Indeed, the gamesmanship—through, say, provider tax ploys to secure more federal dollars without an increase in state spending—would largely be undone. As the Congressional Budget Office reports, "Those incentives would be reduced under a capped program."
Second, a Medicaid per capita payment system will make federal spending more predictable and state Medicaid administration more rational and responsible.
By putting limits on the growth of annual federal payments, the states would be required to be more disciplined and responsible than they are today in the management of the giant program.
If state Medicaid spending exceeded the annual spending caps, state officials may find it necessary or desirable to increase state taxes to cover those additional costs, adopt measures to improve the efficiency of Medicaid care delivery—such as reimbursing Medicaid providers on payment schedules that reward performance, better care, or superior medical outcomes—or rethink their decision to add or maintain their coverage of the able-bodied Obamacare "expansion population."
Under the Senate bill, of course, those persons would be eligible not only for premium tax credits for private insurance, but also for financial assistance with their out-of-pocket costs.
Third, a Medicaid per capita cap payment system would generate large savings over time.
Relatively small decreases in the average annual growth of large programs can accumulate very large savings over time.
The Congressional Budget Office estimates that under the Senate bill, the adoption of the new per capita payment system (as well as a reduction in federal payment for the expansion population) would generate $772 billion over 10 years.
There are relatively few options to slow the growth in Medicaid spending.

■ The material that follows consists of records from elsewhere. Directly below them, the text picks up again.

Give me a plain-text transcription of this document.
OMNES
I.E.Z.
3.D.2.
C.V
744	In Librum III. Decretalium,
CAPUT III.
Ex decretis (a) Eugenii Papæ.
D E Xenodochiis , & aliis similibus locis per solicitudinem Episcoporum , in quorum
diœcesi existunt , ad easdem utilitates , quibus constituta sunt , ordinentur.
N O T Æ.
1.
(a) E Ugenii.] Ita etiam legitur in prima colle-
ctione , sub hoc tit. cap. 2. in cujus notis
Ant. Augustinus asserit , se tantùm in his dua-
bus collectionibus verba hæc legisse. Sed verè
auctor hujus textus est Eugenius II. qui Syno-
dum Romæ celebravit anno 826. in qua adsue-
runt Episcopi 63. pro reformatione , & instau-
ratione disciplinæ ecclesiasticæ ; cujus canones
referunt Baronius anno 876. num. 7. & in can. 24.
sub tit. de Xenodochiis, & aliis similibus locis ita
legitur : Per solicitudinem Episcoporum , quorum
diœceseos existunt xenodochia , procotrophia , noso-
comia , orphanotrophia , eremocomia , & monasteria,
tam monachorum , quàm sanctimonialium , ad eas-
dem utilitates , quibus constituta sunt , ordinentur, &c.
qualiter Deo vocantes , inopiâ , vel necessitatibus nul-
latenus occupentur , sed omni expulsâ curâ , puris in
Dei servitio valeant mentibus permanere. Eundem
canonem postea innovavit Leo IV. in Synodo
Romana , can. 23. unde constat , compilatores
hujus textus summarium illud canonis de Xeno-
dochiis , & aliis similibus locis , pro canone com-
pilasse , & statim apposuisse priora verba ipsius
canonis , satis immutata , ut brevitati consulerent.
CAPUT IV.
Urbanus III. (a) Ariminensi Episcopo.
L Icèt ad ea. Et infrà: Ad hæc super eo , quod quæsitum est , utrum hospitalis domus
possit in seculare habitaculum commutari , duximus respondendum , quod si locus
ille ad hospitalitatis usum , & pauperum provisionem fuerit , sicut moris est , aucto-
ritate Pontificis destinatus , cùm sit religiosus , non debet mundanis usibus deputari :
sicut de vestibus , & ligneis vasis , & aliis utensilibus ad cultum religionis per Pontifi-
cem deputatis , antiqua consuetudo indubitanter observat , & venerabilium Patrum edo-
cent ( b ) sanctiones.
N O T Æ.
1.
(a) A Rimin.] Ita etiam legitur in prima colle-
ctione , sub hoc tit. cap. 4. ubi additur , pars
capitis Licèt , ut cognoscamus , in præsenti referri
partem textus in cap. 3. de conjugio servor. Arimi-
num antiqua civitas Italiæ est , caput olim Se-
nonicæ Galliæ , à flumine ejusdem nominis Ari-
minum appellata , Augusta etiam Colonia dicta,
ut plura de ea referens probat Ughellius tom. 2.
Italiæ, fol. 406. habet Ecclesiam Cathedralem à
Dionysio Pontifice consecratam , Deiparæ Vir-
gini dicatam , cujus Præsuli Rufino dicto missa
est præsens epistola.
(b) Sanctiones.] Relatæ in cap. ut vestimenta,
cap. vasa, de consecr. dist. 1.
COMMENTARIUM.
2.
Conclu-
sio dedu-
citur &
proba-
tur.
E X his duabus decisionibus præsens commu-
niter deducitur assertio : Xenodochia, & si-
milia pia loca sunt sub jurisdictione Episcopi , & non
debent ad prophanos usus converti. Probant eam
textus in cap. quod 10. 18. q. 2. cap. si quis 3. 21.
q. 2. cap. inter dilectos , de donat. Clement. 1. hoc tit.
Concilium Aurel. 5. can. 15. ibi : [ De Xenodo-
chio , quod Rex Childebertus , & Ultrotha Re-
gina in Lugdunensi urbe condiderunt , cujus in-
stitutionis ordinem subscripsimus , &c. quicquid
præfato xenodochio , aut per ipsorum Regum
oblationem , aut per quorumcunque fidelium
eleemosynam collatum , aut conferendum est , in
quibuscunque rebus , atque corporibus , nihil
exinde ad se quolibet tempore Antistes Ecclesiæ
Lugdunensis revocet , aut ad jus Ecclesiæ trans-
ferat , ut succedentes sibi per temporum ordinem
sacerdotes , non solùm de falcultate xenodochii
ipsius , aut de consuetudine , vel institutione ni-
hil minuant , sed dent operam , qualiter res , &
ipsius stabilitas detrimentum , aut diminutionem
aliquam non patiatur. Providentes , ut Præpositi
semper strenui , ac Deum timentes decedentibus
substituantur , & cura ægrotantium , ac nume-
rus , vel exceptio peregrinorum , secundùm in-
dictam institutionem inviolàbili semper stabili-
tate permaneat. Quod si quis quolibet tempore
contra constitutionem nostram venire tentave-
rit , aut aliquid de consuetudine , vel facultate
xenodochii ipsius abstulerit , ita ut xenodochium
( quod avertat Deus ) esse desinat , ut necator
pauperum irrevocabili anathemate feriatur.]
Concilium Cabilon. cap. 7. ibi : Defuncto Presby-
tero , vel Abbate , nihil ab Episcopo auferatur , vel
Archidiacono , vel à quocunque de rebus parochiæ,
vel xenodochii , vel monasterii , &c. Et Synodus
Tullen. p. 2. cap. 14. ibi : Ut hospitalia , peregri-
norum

The most painful and politically difficult include the denial of eligibility, a reduction in the availability of medical services, or simply "meat-axe" cutting federal or state payments.
Instead, the Senate bill adopts a cap that would slow the growth of federal Medicaid payment over time.

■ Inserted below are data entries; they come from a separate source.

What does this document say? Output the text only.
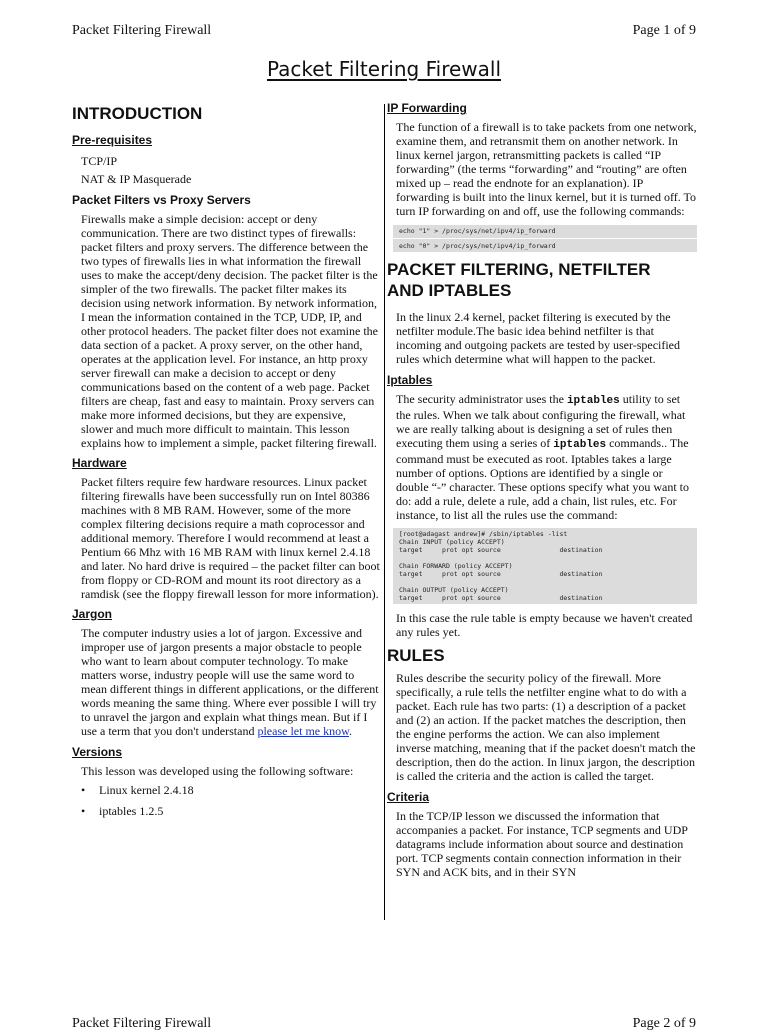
Packet Filtering Firewall	Page 1 of 9
Packet Filtering Firewall
INTRODUCTION
Pre-requisites
TCP/IP
NAT & IP Masquerade
Packet Filters vs Proxy Servers

Firewalls make a simple decision: accept or deny communication. There are two distinct types of firewalls: packet filters and proxy servers. The difference between the two types of firewalls lies in what information the firewall uses to make the accept/deny decision. The packet filter is the simpler of the two firewalls. The packet filter makes its decision using network information. By network information, I mean the information contained in the TCP, UDP, IP, and other protocol headers. The packet filter does not examine the data section of a packet. A proxy server, on the other hand, operates at the application level. For instance, an http proxy server firewall can make a decision to accept or deny communications based on the content of a web page. Packet filters are cheap, fast and easy to maintain. Proxy servers can make more informed decisions, but they are expensive, slower and much more difficult to maintain. This lesson explains how to implement a simple, packet filtering firewall.

Hardware

Packet filters require few hardware resources. Linux packet filtering firewalls have been successfully run on Intel 80386 machines with 8 MB RAM. However, some of the more complex filtering decisions require a math coprocessor and additional memory. Therefore I would recommend at least a Pentium 66 Mhz with 16 MB RAM with linux kernel 2.4.18 and later. No hard drive is required – the packet filter can boot from floppy or CD-ROM and mount its root directory as a ramdisk (see the floppy firewall lesson for more information).

Jargon

The computer industry usies a lot of jargon. Excessive and improper use of jargon presents a major obstacle to people who want to learn about computer technology. To make matters worse, industry people will use the same word to mean different things in different applications, or the different words meaning the same thing. Where ever possible I will try to unravel the jargon and explain what things mean. But if I use a term that you don't understand please let me know.

Versions

This lesson was developed using the following software:

• Linux kernel 2.4.18
• iptables 1.2.5
IP Forwarding

The function of a firewall is to take packets from one network, examine them, and retransmit them on another network. In linux kernel jargon, retransmitting packets is called “IP forwarding” (the terms “forwarding” and “routing” are often mixed up – read the endnote for an explanation). IP forwarding is built into the linux kernel, but it is turned off. To turn IP forwarding on and off, use the following commands:

echo "1" > /proc/sys/net/ipv4/ip_forward
echo "0" > /proc/sys/net/ipv4/ip_forward
PACKET FILTERING, NETFILTER
AND IPTABLES

In the linux 2.4 kernel, packet filtering is executed by the netfilter module.The basic idea behind netfilter is that incoming and outgoing packets are tested by user-specified rules which determine what will happen to the packet.

Iptables

The security administrator uses the iptables utility to set the rules. When we talk about configuring the firewall, what we are really talking about is designing a set of rules then executing them using a series of iptables commands.. The command must be executed as root. Iptables takes a large number of options. Options are identified by a single or double “-” character. These options specify what you want to do: add a rule, delete a rule, add a chain, list rules, etc. For instance, to list all the rules use the command:

[root@adagast andrew]# /sbin/iptables -list
Chain INPUT (policy ACCEPT)
target     prot opt source               destination
Chain FORWARD (policy ACCEPT)
target     prot opt source               destination
Chain OUTPUT (policy ACCEPT)
target     prot opt source               destination

In this case the rule table is empty because we haven't created any rules yet.

RULES

Rules describe the security policy of the firewall. More specifically, a rule tells the netfilter engine what to do with a packet. Each rule has two parts: (1) a description of a packet and (2) an action. If the packet matches the description, then the engine performs the action. We can also implement inverse matching, meaning that if the packet doesn't match the description, then do the action. In linux jargon, the description is called the criteria and the action is called the target.

Criteria

In the TCP/IP lesson we discussed the information that accompanies a packet. For instance, TCP segments and UDP datagrams include information about source and destination port. TCP segments contain connection information in their SYN and ACK bits, and in their SYN

Packet Filtering Firewall	Page 2 of 9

The Senate approach—a per capita cap, based on the average spending and the number of enrollees—accounts for the wide differences among the population groups served by the Medicaid program.

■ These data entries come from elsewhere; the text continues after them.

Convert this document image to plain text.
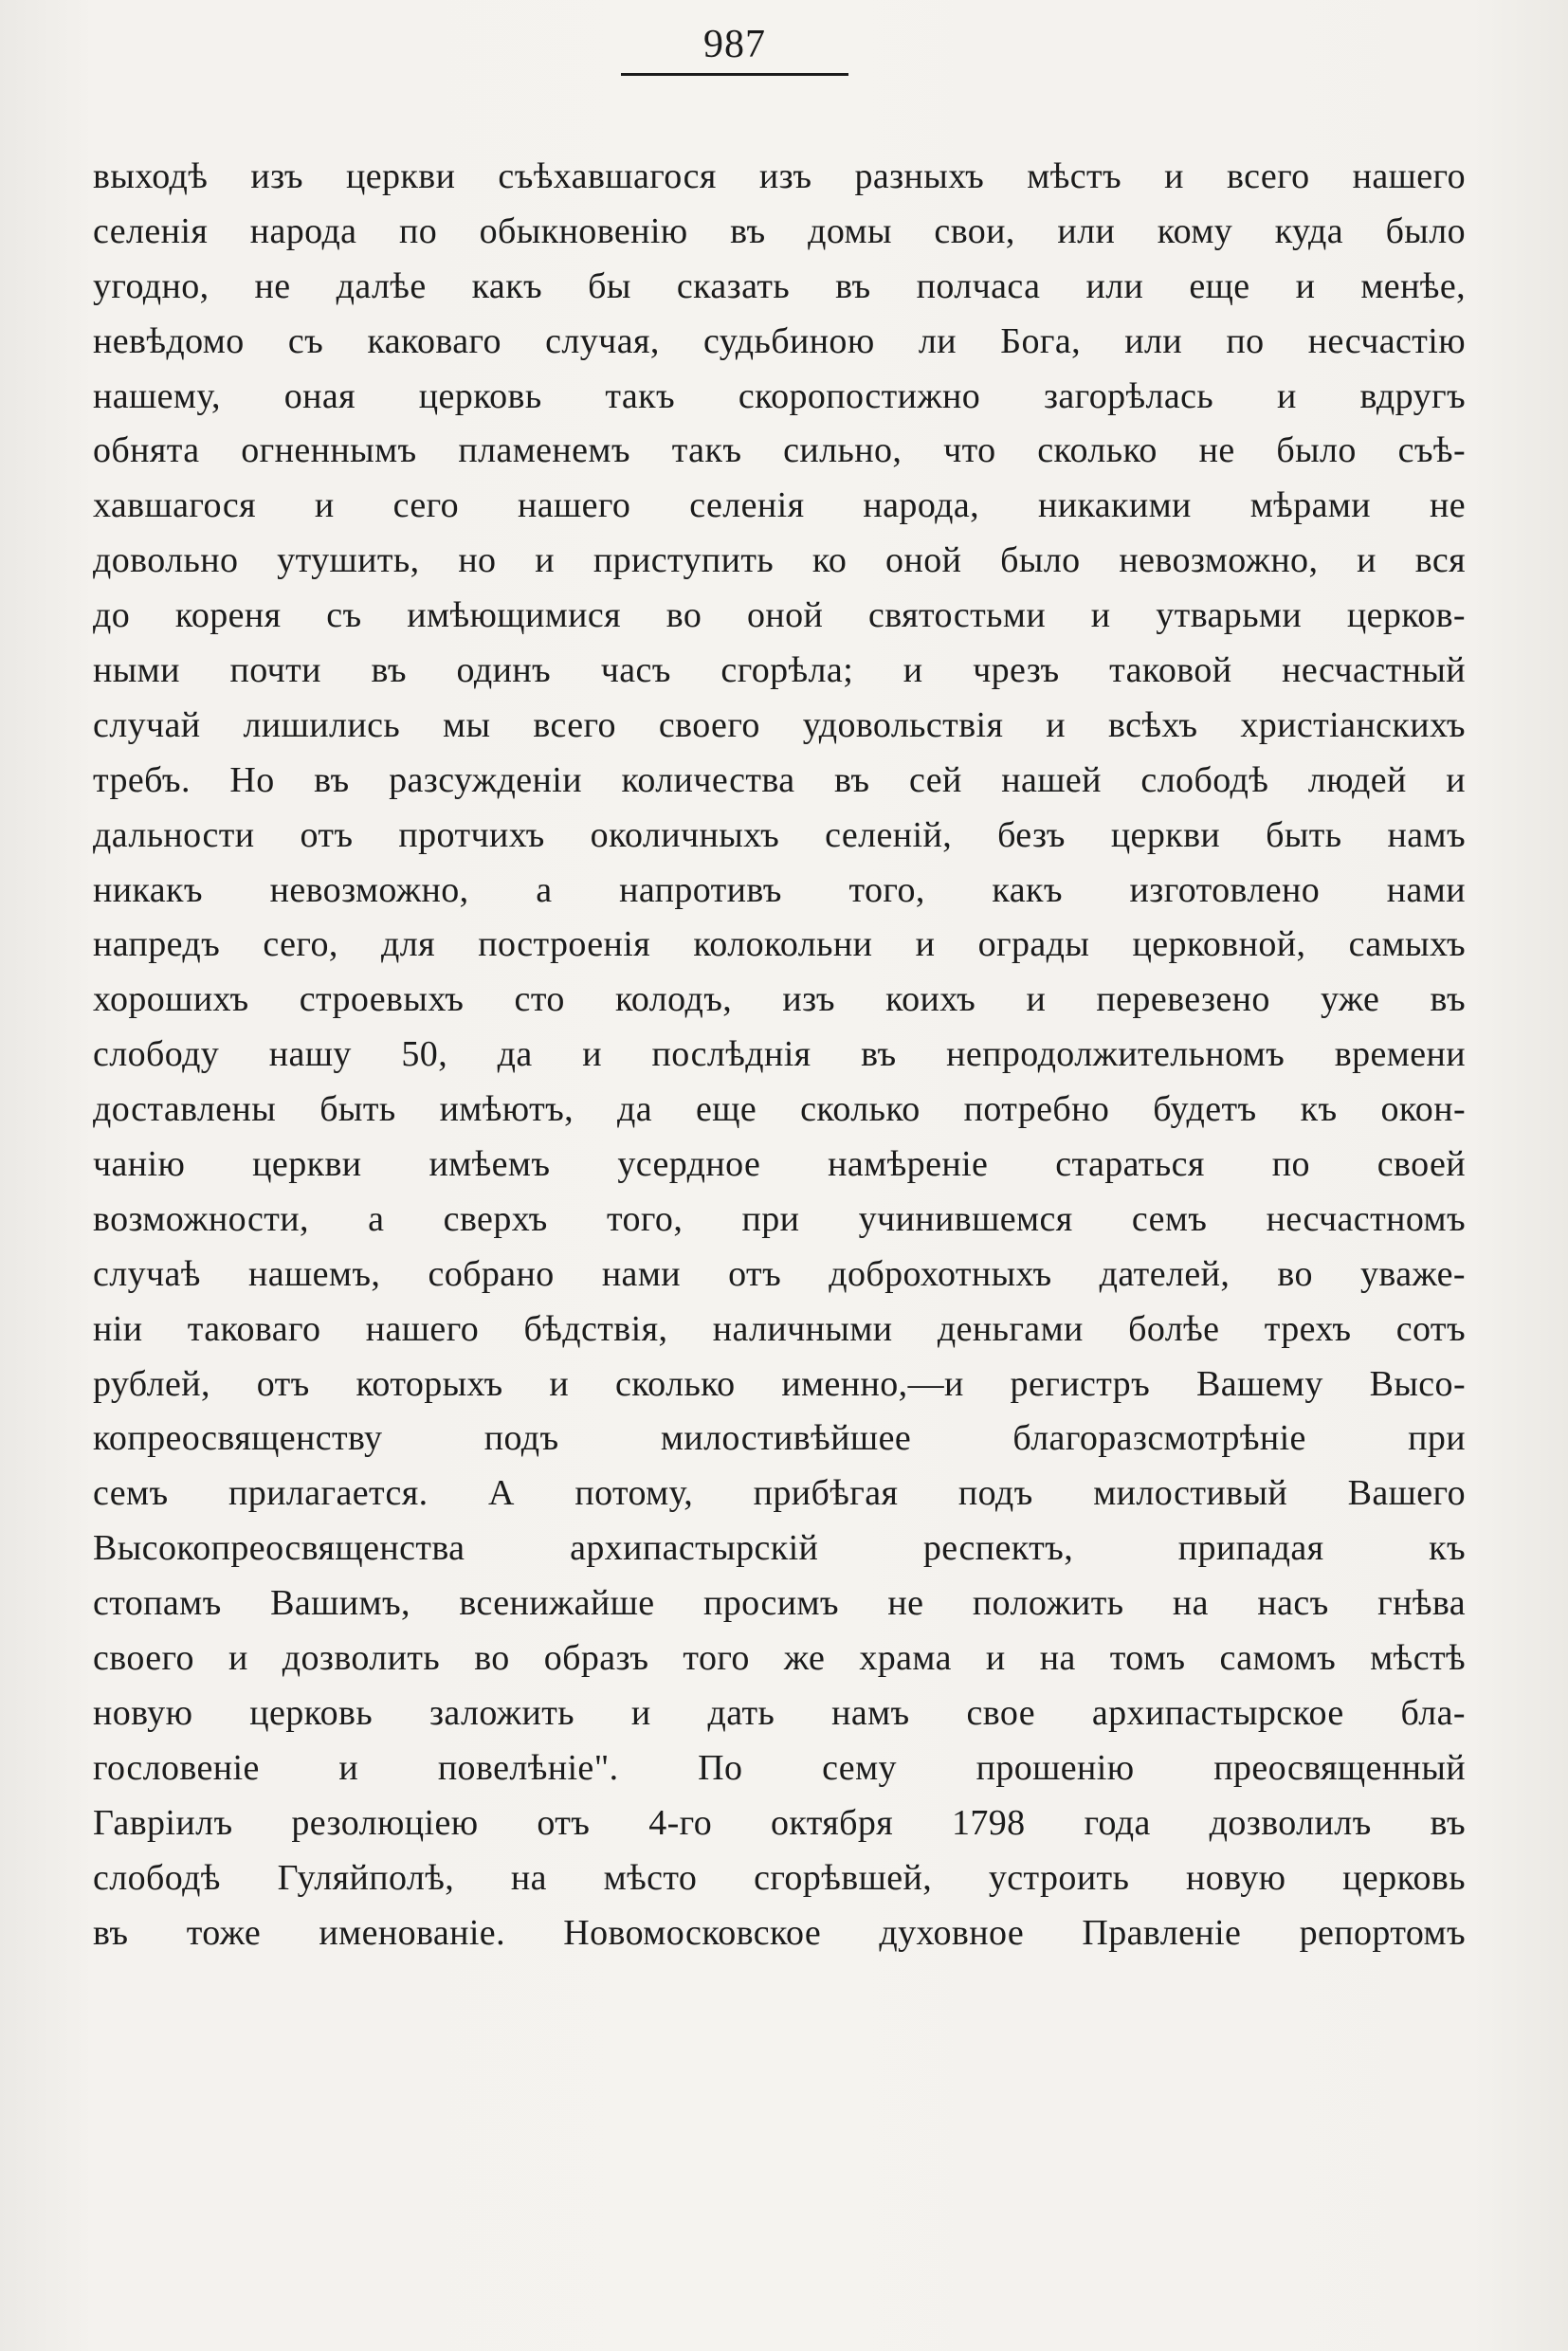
987

выходѣ изъ церкви съѣхавшагося изъ разныхъ мѣстъ и всего нашего
селенія народа по обыкновенію въ домы свои, или кому куда было
угодно, не далѣе какъ бы сказать въ полчаса или еще и менѣе,
невѣдомо съ каковаго случая, судьбиною ли Бога, или по несчастію
нашему, оная церковь такъ скоропостижно загорѣлась и вдругъ
обнята огненнымъ пламенемъ такъ сильно, что сколько не было съѣ-
хавшагося и сего нашего селенія народа, никакими мѣрами не
довольно утушить, но и приступить ко оной было невозможно, и вся
до кореня съ имѣющимися во оной святостьми и утварьми церков-
ными почти въ одинъ часъ сгорѣла; и чрезъ таковой несчастный
случай лишились мы всего своего удовольствія и всѣхъ христіанскихъ
требъ. Но въ разсужденіи количества въ сей нашей слободѣ людей и
дальности отъ протчихъ околичныхъ селеній, безъ церкви быть намъ
никакъ невозможно, а напротивъ того, какъ изготовлено нами
напредъ сего, для построенія колокольни и ограды церковной, самыхъ
хорошихъ строевыхъ сто колодъ, изъ коихъ и перевезено уже въ
слободу нашу 50, да и послѣднія въ непродолжительномъ времени
доставлены быть имѣютъ, да еще сколько потребно будетъ къ окон-
чанію церкви имѣемъ усердное намѣреніе стараться по своей
возможности, а сверхъ того, при учинившемся семъ несчастномъ
случаѣ нашемъ, собрано нами отъ доброхотныхъ дателей, во уваже-
ніи таковаго нашего бѣдствія, наличными деньгами болѣе трехъ сотъ
рублей, отъ которыхъ и сколько именно,—и регистръ Вашему Высо-
копреосвященству подъ милостивѣйшее благоразсмотрѣніе при
семъ прилагается. А потому, прибѣгая подъ милостивый Вашего
Высокопреосвященства архипастырскій респектъ, припадая къ
стопамъ Вашимъ, всенижайше просимъ не положить на насъ гнѣва
своего и дозволить во образъ того же храма и на томъ самомъ мѣстѣ
новую церковь заложить и дать намъ свое архипастырское бла-
гословеніе и повелѣніе". По сему прошенію преосвященный
Гавріилъ резолюціею отъ 4-го октября 1798 года дозволилъ въ
слободѣ Гуляйполѣ, на мѣсто сгорѣвшей, устроить новую церковь
въ тоже именованіе. Новомосковское духовное Правленіе репортомъ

The Senate bill also gradually phases down federal funding for able-bodied adults who became Medicaid-eligible under Obamacare, but wisely provides these enrollees with an expanded premium tax credit for the purchase of private insurance and financial assistance from a state stability fund that can help them with their out-of-pocket costs.
The Senate bill embodies sound, rational, and responsible Medicaid policy. If enacted, it could be the greatest single entitlement reform in a generation.
Robert E. Moffit is a senior fellow in The Heritage Foundation's Center for Health Policy Studies.